Cote, I must urge you in the strongest terms possible to stop this in its tracks.
I understand very well your belief that stopping this RDV does not address the underlying problem; that he would have been unfaithful unless thwarted, but confronting this situation now does not mean the situation is concluded - far from it.
Your H sounds like the acrchetypal "rescuer" - just as Counting says. He likes to be needed, but of course that also includes succeptibility to flattery, adoration and since she's an ex - lots of reminiscences about a time when he was younger and probably more beautiful.
Unfortunately, men who respond to damsels in distress like this, tend to be the sort who become emotionally involved and cannot separate sex from emotions. Therefore, what might have started out as a bit of an escapist adventure becomes horribly messy and confusing once sex is involved.
There is enough here in the open domain for you to have every right to confront and express your displeasure. As he would, if you were asking to send an ex money and he'd seen messages from that ex about a secret meeting and messages about you getting cold feet.
If I had to guess on this one, I'd say she has been asking to meet for a while now - and he has been half-heartedly refusing her. He probably wants to be wooed and chased, but there's also possibly a large part of him that wants her to take responsibility for his infidelity. It has probably got to the point where he's now telling himself that he's not as much to blame, because she chased him and he resisted for a long time. Now, he's probably going through a series of "why nots?" to justify meeting her next week.

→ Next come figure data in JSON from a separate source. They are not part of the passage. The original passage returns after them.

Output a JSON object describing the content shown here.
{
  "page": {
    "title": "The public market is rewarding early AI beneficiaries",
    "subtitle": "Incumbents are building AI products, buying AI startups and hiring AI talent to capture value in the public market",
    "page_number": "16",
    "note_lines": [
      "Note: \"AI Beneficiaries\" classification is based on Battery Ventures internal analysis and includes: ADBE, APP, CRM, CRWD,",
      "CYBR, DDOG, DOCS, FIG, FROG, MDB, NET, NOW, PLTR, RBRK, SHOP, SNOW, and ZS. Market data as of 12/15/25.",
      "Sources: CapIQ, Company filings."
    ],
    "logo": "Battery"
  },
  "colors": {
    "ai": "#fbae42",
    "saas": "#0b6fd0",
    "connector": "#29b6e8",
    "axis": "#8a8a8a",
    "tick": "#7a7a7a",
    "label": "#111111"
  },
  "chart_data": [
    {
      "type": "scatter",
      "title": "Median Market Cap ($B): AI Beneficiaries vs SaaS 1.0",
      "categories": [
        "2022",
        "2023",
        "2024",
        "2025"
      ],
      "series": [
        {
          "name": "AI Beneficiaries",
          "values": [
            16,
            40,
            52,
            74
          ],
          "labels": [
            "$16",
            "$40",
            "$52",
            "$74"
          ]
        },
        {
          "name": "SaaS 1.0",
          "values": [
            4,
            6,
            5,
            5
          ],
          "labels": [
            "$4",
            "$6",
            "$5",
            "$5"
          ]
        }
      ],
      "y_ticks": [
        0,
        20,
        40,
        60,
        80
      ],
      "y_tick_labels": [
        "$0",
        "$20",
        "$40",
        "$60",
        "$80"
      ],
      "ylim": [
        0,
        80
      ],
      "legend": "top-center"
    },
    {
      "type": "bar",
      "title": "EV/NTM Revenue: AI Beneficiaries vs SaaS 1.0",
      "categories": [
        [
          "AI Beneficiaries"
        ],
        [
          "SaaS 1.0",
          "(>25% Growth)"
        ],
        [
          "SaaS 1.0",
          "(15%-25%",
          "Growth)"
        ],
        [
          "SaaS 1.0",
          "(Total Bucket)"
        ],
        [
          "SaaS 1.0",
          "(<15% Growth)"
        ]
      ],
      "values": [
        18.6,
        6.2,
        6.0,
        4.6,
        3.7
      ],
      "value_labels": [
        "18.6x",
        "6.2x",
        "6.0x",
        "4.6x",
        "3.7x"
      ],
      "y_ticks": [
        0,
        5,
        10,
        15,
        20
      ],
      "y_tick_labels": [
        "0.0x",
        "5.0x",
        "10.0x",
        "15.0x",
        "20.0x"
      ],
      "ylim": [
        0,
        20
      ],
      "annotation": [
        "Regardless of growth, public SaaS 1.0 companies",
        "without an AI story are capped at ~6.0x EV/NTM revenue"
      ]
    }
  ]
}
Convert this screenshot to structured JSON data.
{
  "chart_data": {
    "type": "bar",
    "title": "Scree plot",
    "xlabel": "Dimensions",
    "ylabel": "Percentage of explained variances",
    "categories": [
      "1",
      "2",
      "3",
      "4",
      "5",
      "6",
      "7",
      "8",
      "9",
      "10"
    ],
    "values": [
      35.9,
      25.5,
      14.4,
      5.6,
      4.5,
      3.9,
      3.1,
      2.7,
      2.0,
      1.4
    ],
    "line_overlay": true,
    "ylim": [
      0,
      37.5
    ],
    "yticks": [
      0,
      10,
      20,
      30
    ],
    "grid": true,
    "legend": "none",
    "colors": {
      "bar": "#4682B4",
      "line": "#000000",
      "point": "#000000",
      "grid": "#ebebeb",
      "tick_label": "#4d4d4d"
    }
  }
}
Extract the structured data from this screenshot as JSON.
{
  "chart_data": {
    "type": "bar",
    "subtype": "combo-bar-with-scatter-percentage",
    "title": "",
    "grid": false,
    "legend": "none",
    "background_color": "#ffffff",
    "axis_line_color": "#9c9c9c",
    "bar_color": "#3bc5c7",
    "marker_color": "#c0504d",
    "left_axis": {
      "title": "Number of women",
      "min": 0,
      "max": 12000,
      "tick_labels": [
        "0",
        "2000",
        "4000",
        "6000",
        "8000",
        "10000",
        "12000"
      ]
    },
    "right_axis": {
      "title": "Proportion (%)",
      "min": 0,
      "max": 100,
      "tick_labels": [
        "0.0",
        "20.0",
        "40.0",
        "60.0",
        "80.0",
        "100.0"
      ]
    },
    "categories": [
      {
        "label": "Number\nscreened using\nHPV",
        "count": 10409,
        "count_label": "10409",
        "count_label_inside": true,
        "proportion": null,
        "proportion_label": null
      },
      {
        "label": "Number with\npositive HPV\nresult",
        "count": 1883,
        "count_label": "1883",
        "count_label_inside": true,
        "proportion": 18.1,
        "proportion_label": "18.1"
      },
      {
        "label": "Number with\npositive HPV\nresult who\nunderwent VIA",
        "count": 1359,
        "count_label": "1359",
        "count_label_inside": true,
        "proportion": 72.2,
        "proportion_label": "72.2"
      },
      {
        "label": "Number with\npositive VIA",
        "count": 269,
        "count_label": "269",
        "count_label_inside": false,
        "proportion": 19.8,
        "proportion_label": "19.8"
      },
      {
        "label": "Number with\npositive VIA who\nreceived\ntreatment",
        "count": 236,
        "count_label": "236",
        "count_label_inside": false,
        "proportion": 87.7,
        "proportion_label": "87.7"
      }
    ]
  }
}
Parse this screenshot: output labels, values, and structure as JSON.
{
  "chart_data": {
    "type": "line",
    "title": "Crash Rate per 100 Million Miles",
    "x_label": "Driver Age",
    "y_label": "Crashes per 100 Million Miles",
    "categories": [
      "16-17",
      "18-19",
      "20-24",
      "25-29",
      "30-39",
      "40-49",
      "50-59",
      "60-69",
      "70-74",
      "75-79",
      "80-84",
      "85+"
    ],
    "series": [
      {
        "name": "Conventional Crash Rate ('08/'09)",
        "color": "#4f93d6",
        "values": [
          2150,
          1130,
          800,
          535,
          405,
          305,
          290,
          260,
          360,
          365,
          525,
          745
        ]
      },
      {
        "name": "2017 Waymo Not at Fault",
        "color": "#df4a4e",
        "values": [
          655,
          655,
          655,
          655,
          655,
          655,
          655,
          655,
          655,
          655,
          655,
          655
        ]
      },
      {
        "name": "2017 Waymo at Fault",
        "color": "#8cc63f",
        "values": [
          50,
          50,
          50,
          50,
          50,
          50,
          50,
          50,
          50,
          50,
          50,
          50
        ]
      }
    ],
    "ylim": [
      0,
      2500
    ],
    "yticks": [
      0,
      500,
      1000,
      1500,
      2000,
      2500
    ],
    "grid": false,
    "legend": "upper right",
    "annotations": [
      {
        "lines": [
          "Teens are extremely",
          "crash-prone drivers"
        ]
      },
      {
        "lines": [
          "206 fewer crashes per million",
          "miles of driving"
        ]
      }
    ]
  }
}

When a man like this is unfaithful for the first time, he feels like something has been lost that can never be replaced. It is a horrible feeling, even if it is entirely self-inflicted. To make him feel better about himself, he usually gets briefly more involved emotionally with the OW, if only because he needs someone to tell him that he is not too awful after all - and the deepening feelings serve to mask the guilt he feels.
Now, you're not daft enough to believe that a secret meeting during a non-existent business trip could ever be innocent; no secret correspondence is ever innocent, after all.
And if you stop this happening now, don't for a minute accept any nonsense about how he was never actually going to go through with it, because that would be a lie. What you will have to do though is get to the bottom of why this has happened - and what it is about him and his personality that likes to be wooed, chased and to keep secrets from you.
If you do stop this before it happens, there is a long road ahead to unravel this behaviour, the aim of which will of course be to affair-proof your marriage so that you are both utterly committed to fidelity. The mistake many couples make after an adultery attempt is foiled is to think that this is the end story. It never is - if no work is done by the thwarted adulterer, it will just happen again when another opportunity presents.
But I can tell you that your personal recovery, not to say your marriage's survival, will be much riskier if you let this happen, all so that you can have incontrovertible proof.
If your H is a fundamentally decent man, he will thank his lucky stars that you intervened when you did. Not immediately perhaps, but eventually, absolutely.